Anthony Minghella 1954 -2008


When I was in college, I had a huge crush on Ralph Fiennes. Huge, as in I would go out of my way to watch every movie he was in. And this was in the late 90s when art films were hard to come by. Either you go to Video 48 or search every ACA Video store to find what you are looking for.

But I loved Ralph Fiennes best in Anthony Minghella’s The English Patient. l simply loved the movie. I think I’ve seen it more than five times and for several years it was my Christmas vacation movie. I so loved it that in the end I also became a fan of Anthony Minghella.

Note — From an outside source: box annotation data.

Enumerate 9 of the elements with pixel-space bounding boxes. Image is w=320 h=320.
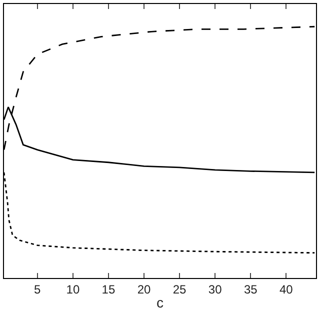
x-tick-label: 5 <box>34 282 42 296</box>
x-tick-label: 10 <box>66 282 80 296</box>
x-tick-label: 20 <box>137 282 152 296</box>
x-tick-label: 25 <box>172 282 187 296</box>
x-axis-title: c <box>156 294 164 311</box>
x-tick-label: 30 <box>208 282 222 296</box>
x-tick-label: 40 <box>279 282 294 296</box>
x-tick-label: 15 <box>102 282 116 296</box>
x-tick-label: 35 <box>244 282 258 296</box>
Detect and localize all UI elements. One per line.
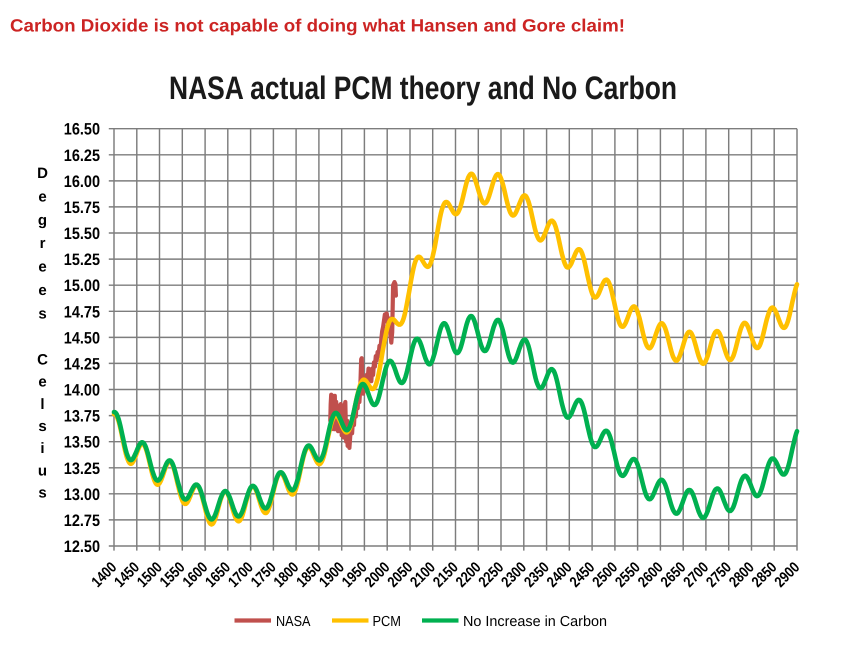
svg-text:No Increase in Carbon: No Increase in Carbon: [463, 614, 607, 630]
svg-text:14.75: 14.75: [64, 302, 100, 321]
svg-text:g: g: [38, 212, 47, 229]
svg-text:14.25: 14.25: [64, 354, 100, 373]
svg-text:e: e: [38, 374, 46, 391]
svg-text:15.50: 15.50: [64, 224, 100, 243]
svg-text:13.75: 13.75: [64, 407, 100, 426]
svg-text:16.50: 16.50: [64, 120, 100, 139]
svg-text:NASA actual PCM theory and No: NASA actual PCM theory and No Carbon: [169, 70, 677, 106]
svg-text:i: i: [40, 440, 44, 457]
svg-text:D: D: [37, 165, 48, 182]
svg-text:s: s: [38, 305, 46, 322]
svg-text:e: e: [38, 188, 46, 205]
svg-text:u: u: [38, 462, 47, 479]
svg-text:l: l: [40, 396, 44, 413]
svg-text:14.50: 14.50: [64, 328, 100, 347]
svg-text:PCM: PCM: [373, 614, 402, 630]
svg-text:s: s: [38, 418, 46, 435]
svg-text:16.00: 16.00: [64, 172, 100, 191]
svg-text:12.75: 12.75: [64, 511, 100, 530]
svg-text:15.00: 15.00: [64, 276, 100, 295]
svg-text:13.25: 13.25: [64, 459, 100, 478]
svg-text:r: r: [40, 235, 46, 252]
svg-text:13.00: 13.00: [64, 485, 100, 504]
svg-text:NASA: NASA: [276, 614, 311, 630]
svg-text:14.00: 14.00: [64, 381, 100, 400]
svg-text:e: e: [38, 259, 46, 276]
svg-text:C: C: [37, 351, 48, 368]
svg-text:15.75: 15.75: [64, 198, 100, 217]
svg-text:16.25: 16.25: [64, 146, 100, 165]
svg-text:12.50: 12.50: [64, 537, 100, 556]
svg-text:15.25: 15.25: [64, 250, 100, 269]
svg-text:e: e: [38, 282, 46, 299]
svg-text:13.50: 13.50: [64, 433, 100, 452]
svg-text:Carbon Dioxide is not capable: Carbon Dioxide is not capable of doing w…: [10, 15, 625, 35]
svg-text:s: s: [38, 485, 46, 502]
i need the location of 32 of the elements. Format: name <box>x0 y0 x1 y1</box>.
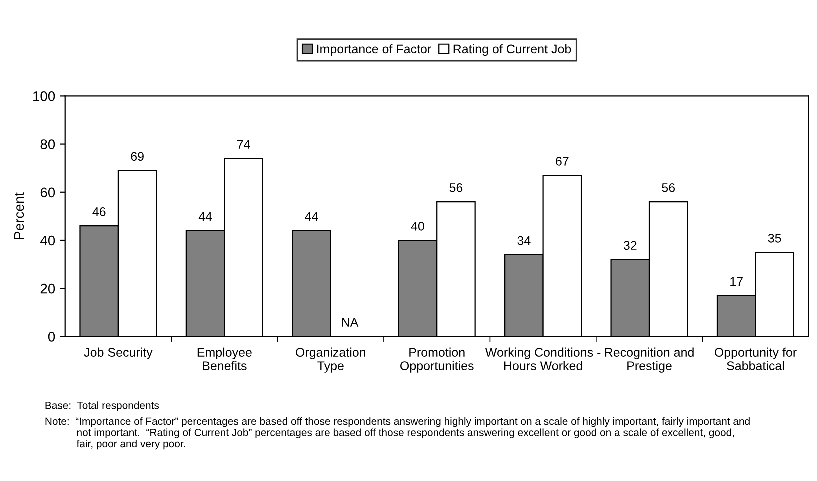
data-label: 40 <box>411 222 424 231</box>
text: Base: Total respondents <box>46 402 160 412</box>
data-label: 46 <box>92 208 106 216</box>
data-label: 69 <box>131 152 144 162</box>
x-tick-label: Opportunity for Sabbatical <box>714 348 797 370</box>
legend-label: Rating of Current Job <box>454 44 572 56</box>
data-label: 74 <box>237 140 250 149</box>
y-tick-label: 60 <box>40 188 56 198</box>
y-tick-label: 20 <box>40 284 56 294</box>
y-tick-label: 0 <box>48 332 56 342</box>
y-tick-label: 100 <box>34 92 56 102</box>
text: Note: “Importance of Factor” percentages are based off those respondents answering highly important on a scale of highly important, fairly important and not important. “Rating of Current Job” percentages are based off those respondents answering excellent or good on a scale of excellent, good, fair, poor and very poor. <box>46 418 750 450</box>
data-label: 35 <box>768 234 782 243</box>
data-label: 56 <box>662 183 676 192</box>
x-tick-label: Promotion Opportunities <box>400 348 474 373</box>
data-label: 17 <box>730 277 743 286</box>
data-label: 44 <box>198 212 212 222</box>
data-label: 32 <box>624 241 637 250</box>
legend-label: Importance of Factor <box>317 44 432 56</box>
data-label: 44 <box>305 212 318 222</box>
x-tick-label: Employee Benefits <box>198 348 252 370</box>
data-label: 34 <box>518 236 531 246</box>
y-axis-title: Percent <box>14 192 24 240</box>
text: NA <box>342 318 359 327</box>
data-label: 56 <box>450 183 463 192</box>
x-tick-label: Recognition and Prestige <box>605 348 694 373</box>
data-label: 67 <box>556 157 569 166</box>
x-tick-label: Organization Type <box>296 348 366 373</box>
y-tick-label: 80 <box>40 140 56 150</box>
y-tick-label: 40 <box>40 236 56 246</box>
x-tick-label: Working Conditions - Hours Worked <box>485 348 601 370</box>
x-tick-label: Job Security <box>84 348 153 360</box>
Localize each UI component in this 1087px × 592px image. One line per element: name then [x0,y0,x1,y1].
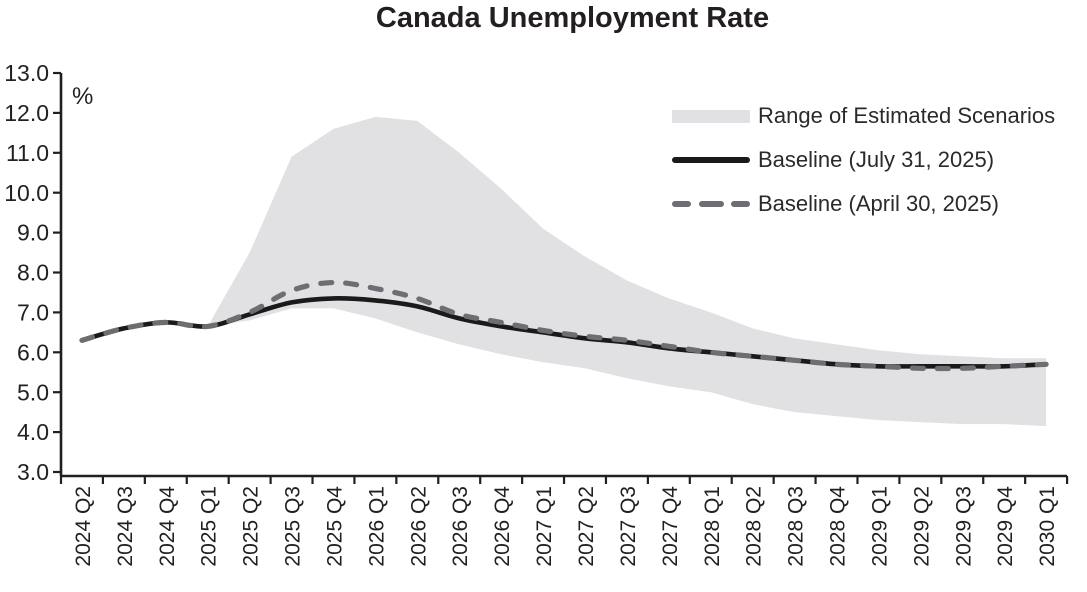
x-tick-label: 2027 Q4 [659,486,682,567]
x-tick-label: 2024 Q4 [156,486,179,567]
x-tick-label: 2025 Q4 [323,486,346,567]
y-tick-label: 7.0 [17,299,49,325]
y-tick-label: 3.0 [17,459,49,485]
x-tick-label: 2025 Q2 [240,486,263,567]
legend-item-baseline-april: Baseline (April 30, 2025) [672,191,1055,216]
y-tick-label: 12.0 [4,100,49,126]
range-band-swatch [672,109,750,123]
x-tick-label: 2026 Q1 [365,486,388,567]
x-tick-label: 2025 Q3 [282,486,305,567]
x-tick-label: 2028 Q2 [743,486,766,567]
x-tick-label: 2028 Q1 [701,486,724,567]
x-tick-label: 2027 Q3 [617,486,640,567]
y-tick-label: 9.0 [17,220,49,246]
y-tick-label: 5.0 [17,379,49,405]
x-tick-label: 2028 Q3 [785,486,808,567]
y-tick-label: 4.0 [17,419,49,445]
legend-label-range: Range of Estimated Scenarios [758,103,1056,128]
legend-label-baseline-april: Baseline (April 30, 2025) [758,191,999,216]
x-tick-label: 2024 Q3 [114,486,137,567]
x-tick-label: 2027 Q1 [533,486,556,567]
x-tick-label: 2026 Q4 [491,486,514,567]
legend-item-range: Range of Estimated Scenarios [672,103,1056,128]
dash-segment [672,201,691,207]
dash-segment [698,201,724,207]
y-axis-unit-label: % [72,83,93,110]
x-tick-label: 2028 Q4 [827,486,850,567]
legend: Range of Estimated Scenarios Baseline (J… [672,103,1056,216]
x-tick-label: 2025 Q1 [198,486,221,567]
x-tick-label: 2029 Q4 [994,486,1017,567]
chart-title: Canada Unemployment Rate [375,2,770,34]
y-tick-label: 11.0 [6,140,49,166]
x-tick-label: 2030 Q1 [1036,486,1059,567]
scenario-range-band [207,116,1047,427]
x-tick-label: 2026 Q2 [407,486,430,567]
legend-item-baseline-july: Baseline (July 31, 2025) [672,147,1055,172]
x-tick-label: 2029 Q2 [910,486,933,567]
x-tick-label: 2024 Q2 [72,486,95,567]
y-tick-label: 6.0 [17,339,49,365]
x-tick-label: 2029 Q1 [868,486,891,567]
x-tick-label: 2029 Q3 [952,486,975,567]
y-tick-label: 13.0 [4,60,49,86]
x-tick-label: 2026 Q3 [449,486,472,567]
legend-label-baseline-july: Baseline (July 31, 2025) [758,147,995,172]
dash-segment [731,201,750,207]
solid-line-swatch [672,157,750,163]
x-tick-label: 2027 Q2 [575,486,598,567]
y-tick-label: 8.0 [17,260,49,286]
dashed-line-swatch [672,201,750,207]
y-tick-label: 10.0 [4,180,49,206]
baseline-april-line [79,279,1049,372]
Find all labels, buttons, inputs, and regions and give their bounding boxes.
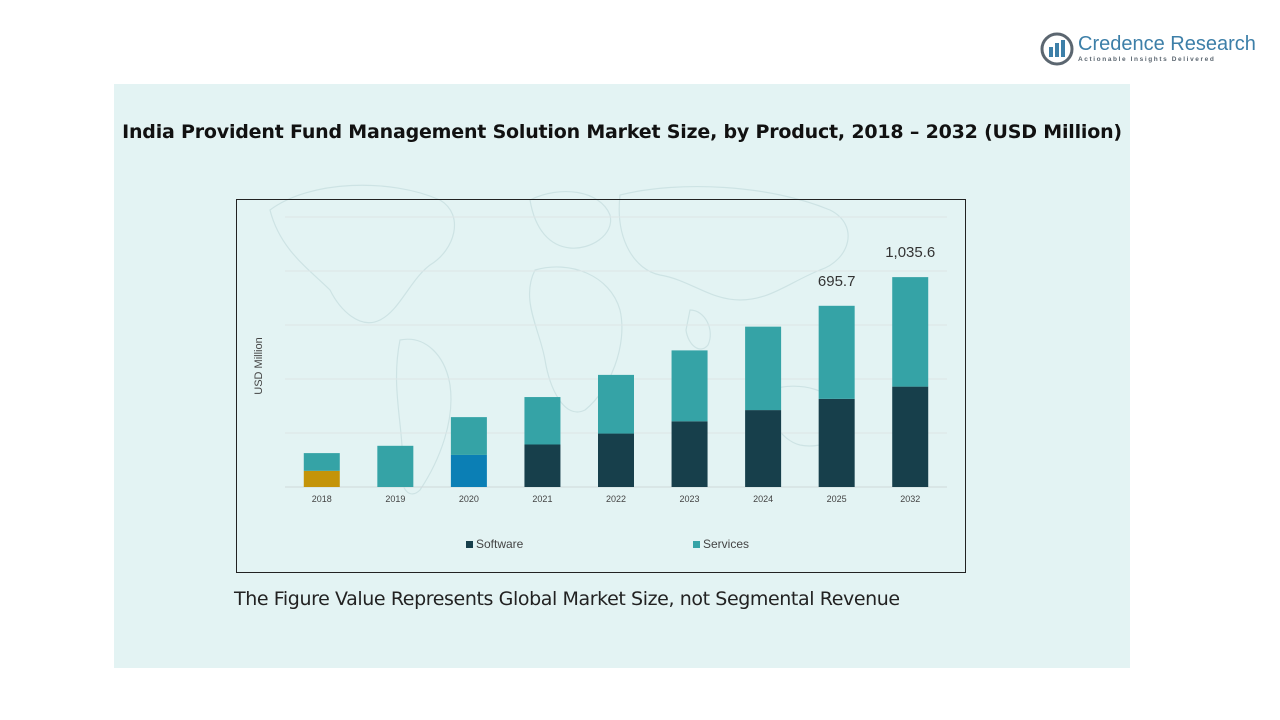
brand-logo: Credence Research Actionable Insights De…: [1040, 32, 1260, 68]
bar-software-2020: [450, 454, 487, 487]
legend-item-software: Software: [466, 537, 523, 551]
bar-services-2025: [818, 305, 855, 399]
bar-services-2018: [303, 453, 340, 471]
bar-software-2025: [818, 398, 855, 487]
legend-label-services: Services: [703, 537, 750, 551]
x-tick-label-2025: 2025: [827, 494, 847, 504]
chart-legend: Software Services: [0, 537, 1280, 553]
brand-name: Credence Research: [1078, 33, 1256, 55]
x-tick-label-2018: 2018: [312, 494, 332, 504]
bar-software-2023: [671, 421, 708, 487]
bar-services-2032: [892, 277, 929, 387]
bar-services-2019: [377, 445, 414, 487]
legend-label-software: Software: [476, 537, 524, 551]
bar-software-2022: [598, 433, 634, 487]
x-tick-label-2023: 2023: [680, 494, 700, 504]
chart-title: India Provident Fund Management Solution…: [122, 121, 1122, 143]
footnote: The Figure Value Represents Global Marke…: [234, 588, 900, 610]
x-tick-label-2021: 2021: [532, 494, 552, 504]
bar-services-2023: [671, 350, 708, 422]
credence-logo-icon: [1040, 32, 1074, 66]
bar-software-2032: [892, 386, 929, 487]
legend-swatch-services: [693, 540, 700, 548]
x-tick-label-2019: 2019: [385, 494, 405, 504]
bar-services-2024: [745, 326, 782, 411]
x-tick-label-2032: 2032: [900, 494, 920, 504]
legend-item-services: Services: [693, 537, 749, 551]
data-label-2032: 1,035.6: [885, 244, 935, 261]
x-tick-label-2022: 2022: [606, 494, 626, 504]
bar-software-2021: [524, 444, 561, 487]
bar-services-2020: [450, 417, 487, 455]
bar-software-2024: [745, 410, 782, 487]
y-axis-label: USD Million: [253, 337, 265, 395]
bar-software-2018: [303, 470, 340, 487]
legend-swatch-software: [466, 540, 473, 548]
data-label-2025: 695.7: [818, 273, 856, 290]
x-tick-label-2024: 2024: [753, 494, 773, 504]
x-tick-label-2020: 2020: [459, 494, 479, 504]
brand-tagline: Actionable Insights Delivered: [1078, 56, 1216, 63]
chart-area: 2018 2019 2020 2021 2022 2023 2024 2025 695.7 203…: [236, 199, 966, 573]
bar-chart: 2018 2019 2020 2021 2022 2023 2024 2025 695.7 203…: [285, 216, 947, 504]
bar-services-2021: [524, 397, 561, 445]
bar-services-2022: [598, 374, 634, 434]
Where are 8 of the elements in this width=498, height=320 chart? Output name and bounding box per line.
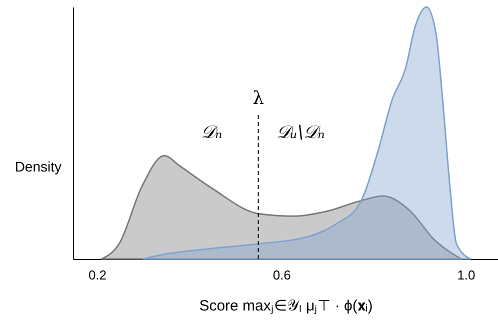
ref-line-label: λ <box>252 88 264 109</box>
y-axis-title: Density <box>14 158 62 174</box>
x-tick-label: 0.2 <box>88 268 107 282</box>
x-tick-label: 1.0 <box>457 268 476 282</box>
x-axis-title: Score maxⱼ∈𝒴ₗ μⱼ⊤ · ϕ(𝐱ᵢ) <box>199 298 373 314</box>
x-tick-label: 0.6 <box>272 268 291 282</box>
annotation: 𝒟ᵤ\𝒟ₙ <box>276 122 325 143</box>
annotation: 𝒟ₙ <box>201 122 222 143</box>
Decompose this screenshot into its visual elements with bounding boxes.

I think first and foremost Minghella was a writer, which was quite evident in his films. His screenplays were nuanced and his characters were always complex whether they are in the grips of love (Almasy, The English Patient) or aspiring to be someone else (Ripley, The Talented Mr. Ripley). Minghella was never the type who would simplify things. Volumes are said in a single glance or a twitch of an eye. When Almasy first met Katherine, the woman with whom he would have an affair with, they talked about books but they could very well be talking about themselves.

“I’ve never read anyone who used so few adjectives,” she told him.

“A red car, a blue car, it’s still a car,” he said.

To which she replied: “Platonic love, romantic love…”

Almasy, who never cared for countries and sovereignties, was, in the end, suspected of being first, a German, and eventually, a British. Katherine, on the other hand, betrayed her husband, who she loved more as a friend than a husband, with someone that she deeply and truly loves.

His other films were “Breaking and Entering,” “Mr. Wonderful,” and “Truly, Deeply, Madly.”